Kristen stood in front of her boss’s desk, her pen poised over a notepad. District Attorney Boyd Relington hadn’t asked her to sit down, and the moment to sit anyway—because they were colleagues and she shouldn’t need an invitation—had passed. Now sitting felt like a statement.
“These are your case files for next week,” Relington said.
“Are these all the cases that came in?” Kristen asked.
“We got a stack of cases from the police. The new chief sends everything our way.”
Kristen was fairly sure she’d heard someone say that the “new” chief had been in his position for more than ten years.
“Back in the day,” Relington went on, “some people knew when to leave well enough alone, but I went through the paperwork from the police. I’ll be prosecuting the O’Rourke case. You’ll be doing Alioto, Esso, Scappa, De La Pedraja.” He rattled off a few more names.
“Can I see the rest of the files that came in from the police?” Kristen asked.
“Not every arrest warrants a prosecution.”
Everything Relington said was a counterargument. He was like all law students she had gone to school with and then taught in first-year legal writing, only older and untempered by the constant influx of more brilliant, young legal minds.
“I mean is there a selection process?” Kristen had rehearsed her speech. I trust your judgment, but I’d like to select my own cases.
“Do you really want to discuss this now?”
Relington checked his watch. It was Friday, four thirty. The afternoon sun cut through the sagging venetian blinds, illuminating the Tristess memorabilia that filled Relington’s office: football jersey behind glass, a set of old stirrups. It was like the Western-themed Silver Rush Bar in Portland…only not ironic.
“Yes,” Kristen said. “Now is fine.”
“Okay. What’s this about, really? Sit.”
“I’d like to select the cases I try.” Kristen lowered herself into a chair.
“These are good cases.” Relington leaned forward and tapped the stack of files on his desk. “I selected them.”

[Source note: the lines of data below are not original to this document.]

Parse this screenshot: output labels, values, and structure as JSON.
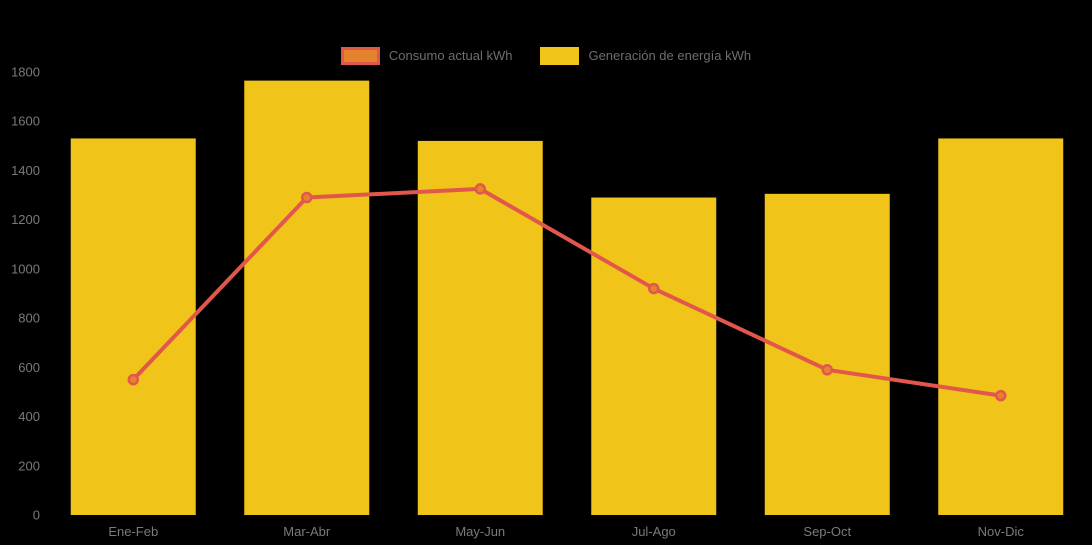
{
  "colors": {
    "background": "#000000",
    "bar": "#f0c419",
    "line": "#e2574c",
    "marker_fill": "#e5832d",
    "axis_text": "#7a7a7a",
    "legend_text": "#6e6e6e"
  },
  "legend": {
    "items": [
      {
        "label": "Consumo actual kWh",
        "swatch_fill": "#e5832d",
        "swatch_border": "#e2574c"
      },
      {
        "label": "Generación de energía kWh",
        "swatch_fill": "#f0c419",
        "swatch_border": "#f0c419"
      }
    ]
  },
  "chart_data": {
    "type": "combo-bar-line",
    "title": "",
    "xlabel": "",
    "ylabel": "",
    "categories": [
      "Ene-Feb",
      "Mar-Abr",
      "May-Jun",
      "Jul-Ago",
      "Sep-Oct",
      "Nov-Dic"
    ],
    "series": [
      {
        "name": "Consumo actual kWh",
        "type": "line",
        "values": [
          550,
          1290,
          1325,
          920,
          590,
          485
        ],
        "color": "#e2574c",
        "marker_fill": "#e5832d"
      },
      {
        "name": "Generación de energía kWh",
        "type": "bar",
        "values": [
          1530,
          1765,
          1520,
          1290,
          1305,
          1530
        ],
        "color": "#f0c419"
      }
    ],
    "ylim": [
      0,
      1800
    ],
    "ytick_step": 200,
    "yticks": [
      0,
      200,
      400,
      600,
      800,
      1000,
      1200,
      1400,
      1600,
      1800
    ],
    "grid": false,
    "legend_position": "top-center",
    "background": "transparent-rendered-black"
  }
}
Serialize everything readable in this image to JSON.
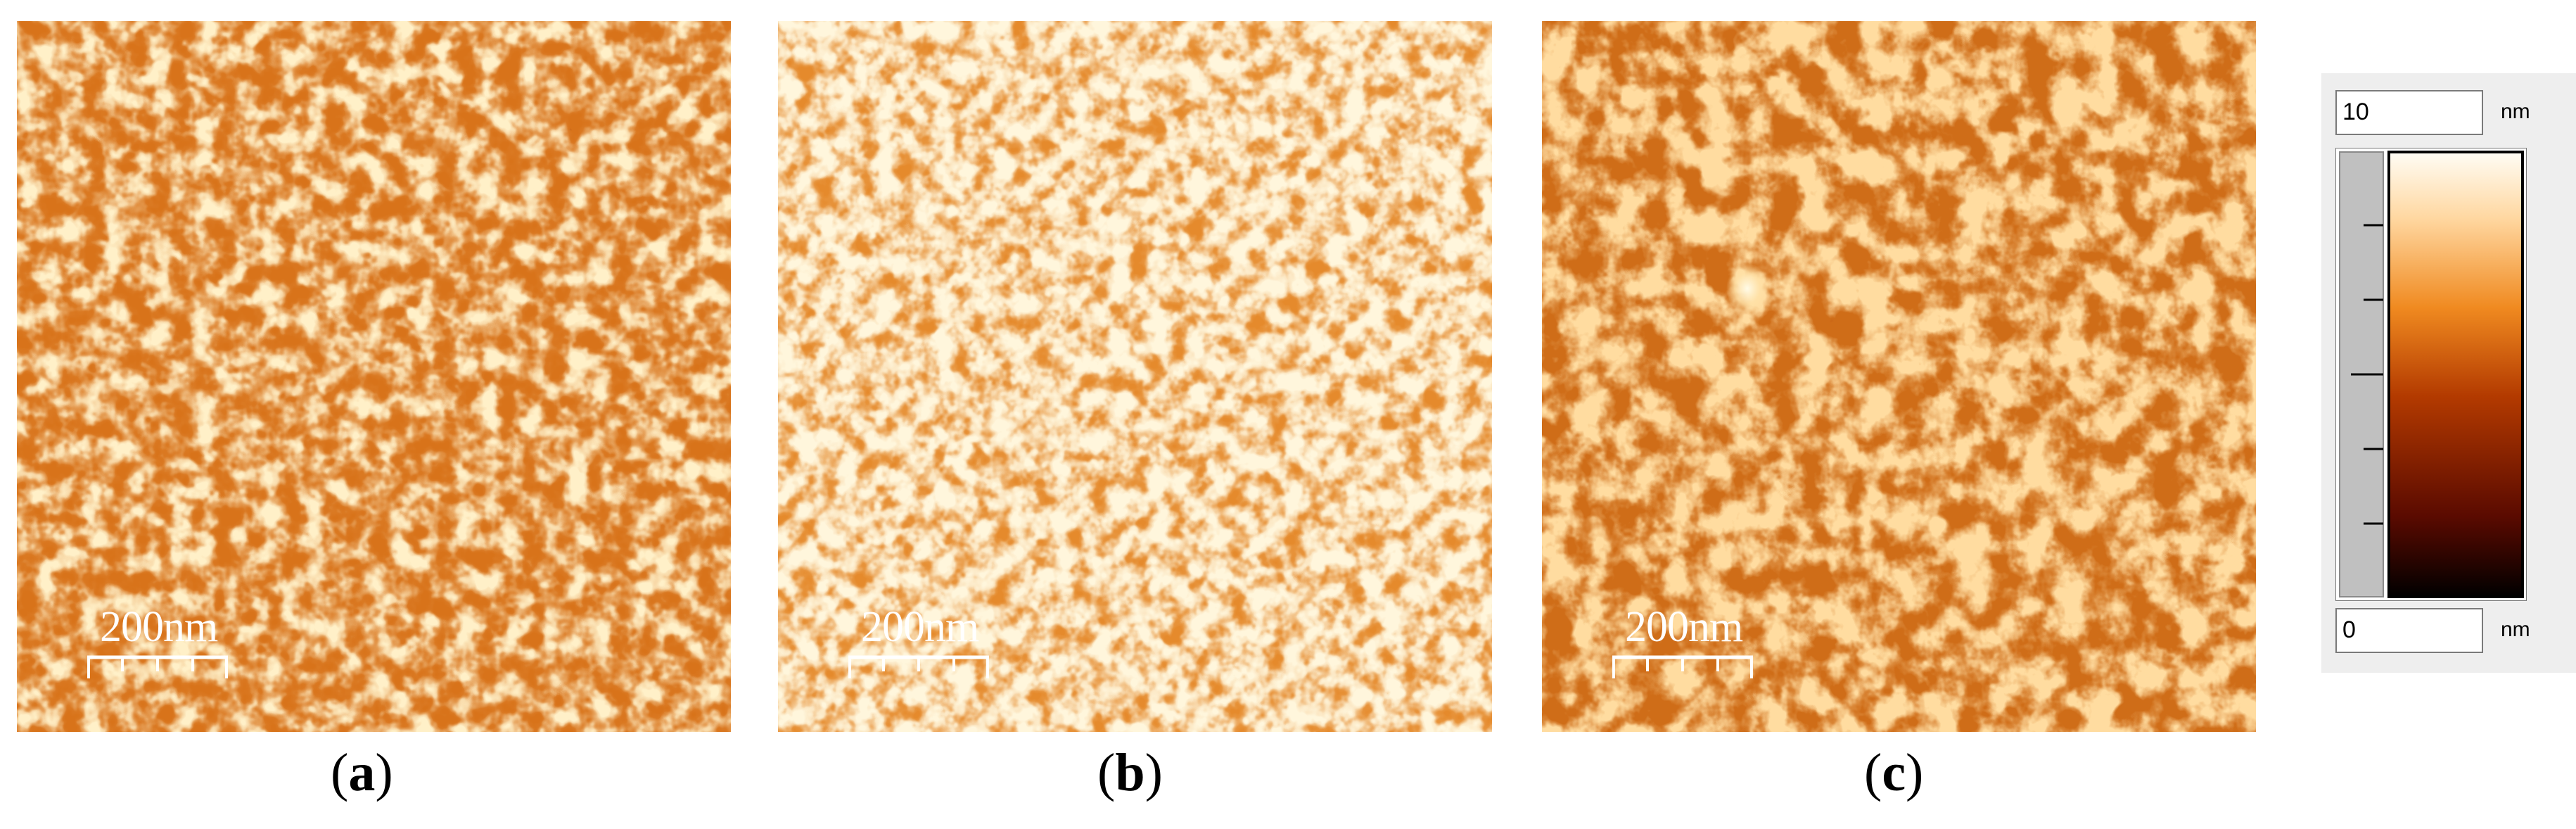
{
  "panels": [
    {
      "id": "a",
      "caption": "a",
      "scale_label": "200nm"
    },
    {
      "id": "b",
      "caption": "b",
      "scale_label": "200nm"
    },
    {
      "id": "c",
      "caption": "c",
      "scale_label": "200nm"
    }
  ],
  "colorscale": {
    "max_value": "10",
    "min_value": "0",
    "unit_max": "nm",
    "unit_min": "nm",
    "colors": [
      "#000000",
      "#5a0a00",
      "#b33a00",
      "#f08a20",
      "#ffd7a0",
      "#fffdf5"
    ]
  },
  "colors": {
    "texture_base": "#d46a10",
    "texture_light": "#ffe9c0"
  }
}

“I’m sure they’re good cases.”
“How long have you been here?”
“About a month.”
“And how long are you planning to stay?”
Kristen had lain awake for the past week, working on the equation. Leaving in less than a year would negate the benefit of having deputy DA on her résumé, but two years would be more than plenty.
“I don’t have any plans to leave,” she said.
Relington snorted. “Do you know why I hired you?”
Kristen could feel the insult coming.
“It doesn’t matter,” she said. “What matters is that I’m here, and I want to do my job. I want to serve this community, and I want to help you.”
“This community.” Relington rose and walked over to one of the framed photographs on the wall. “That’s my father, my grandfather, and my great-grandfather. This man here—” He pointed. “That’s Ronald Holten.” He spoke the name reverently. The municipal building that housed the court, the elementary school, and the nearby penitentiary all bore the name Holten.
“Tristess is my family,” Relington went on. “Every case we try, I know them. I know what happened to them as children. I know their parents, their grandparents. Let me ask you, Ms. Brock, if you got in trouble and you had to go to court, would you want someone who’d been in town for a whole month deciding your fate, or would you want someone who knew your story? Some of these guys, if they go to jail for a week, they don’t get their herd in for the first round of auction. Their hay goes sour. They’re not there to call the vet for a breech. People don’t have money here, like they do in the city. Honestly, tell me what you’d want?”
Kristen felt her face flush. “I’d want the law to decide.”
“We are the law,” Relington said in a tone that said I not we. He pushed a slip of paper across the desk. “Speaking of Mr. Holten. He heard you were having trouble finding a place to rent. Meet him here at twelve thirty tomorrow.”
“Ronald Holten?” Kristen asked, but Relington’s expression told her the conversation was over.